My latest in The Buyer:
The battle to get Pouilly-Fuissé the Premier Cru recognition it deserves
by L.M. Archer
The wines of Pouilly and Fuissé have long been recognised as “first class,” in fact at the start of the Nineteenth Century scholars put the wines on a par with other great wine regions like Meursault and Montrachet. But the Mâconnais is still the only region in Burgundy that does not have vineyard hierarchy. Before lockdown LM Archer travelled to the region to find out how the thirteen-year application for Premier Cru status was progressing for a number of climats, a process that has been temporarily closed down because of the virus.
“Some climats in Pouilly-Fuissé will finally be classified as Premier Cru, the recognition of hard work on the part of the winegrowers, but also the recognition of the quality of the terroirs of southern Bourgogne, which has long been underestimated,” says Anne Moreau.
Burgundy lacks a vineyard hierarchy in only one region – the Mâconnais. That may well change soon.
At this time, Pouilly-Fuissé awaits Premier Cru appellation approval from the (INAO). The proposed Appellation d’Origin (A.O.C.) includes 22 climats among four villages: Chaintré, Fuissé, Solutré-Pouilly and Vergisson. These villages produce only white wine from Chardonnay.

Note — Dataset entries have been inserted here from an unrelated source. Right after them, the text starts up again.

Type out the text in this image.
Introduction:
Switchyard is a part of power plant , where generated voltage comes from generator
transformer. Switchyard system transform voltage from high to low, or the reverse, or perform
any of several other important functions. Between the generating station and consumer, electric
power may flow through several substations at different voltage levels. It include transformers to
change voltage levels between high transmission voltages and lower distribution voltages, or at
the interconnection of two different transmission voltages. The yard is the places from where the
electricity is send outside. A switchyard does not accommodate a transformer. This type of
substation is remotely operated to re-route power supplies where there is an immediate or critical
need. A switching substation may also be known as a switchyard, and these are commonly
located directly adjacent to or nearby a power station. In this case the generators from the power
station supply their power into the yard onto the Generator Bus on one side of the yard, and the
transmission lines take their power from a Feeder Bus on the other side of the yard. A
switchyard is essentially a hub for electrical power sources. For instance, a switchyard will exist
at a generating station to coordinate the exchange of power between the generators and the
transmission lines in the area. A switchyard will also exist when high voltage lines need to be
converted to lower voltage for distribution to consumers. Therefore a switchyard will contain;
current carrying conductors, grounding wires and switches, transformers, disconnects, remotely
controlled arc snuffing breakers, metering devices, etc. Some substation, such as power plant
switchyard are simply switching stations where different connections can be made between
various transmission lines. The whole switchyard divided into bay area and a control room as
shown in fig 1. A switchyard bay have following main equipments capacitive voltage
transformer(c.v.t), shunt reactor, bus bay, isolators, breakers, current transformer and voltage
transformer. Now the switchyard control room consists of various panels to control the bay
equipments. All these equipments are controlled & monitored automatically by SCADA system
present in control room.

Egalité, fraternité, hiérarchie
The southernmost region of Burgundy (traditionally called Bourgogne) enjoys a maverick reputation. Yet, despite its lack of hierarchical heritage, history nonetheless ranks Mâcon wines highly. Even famed French wine writer André Jullien notes in his “Topographie de tous les vignobles connus” (“Topography of all Known Vineyards,” 1816) the wines of Pouilly and Fuissé as “first class,” on a par with other great wine regions like Meursault and Montrachet.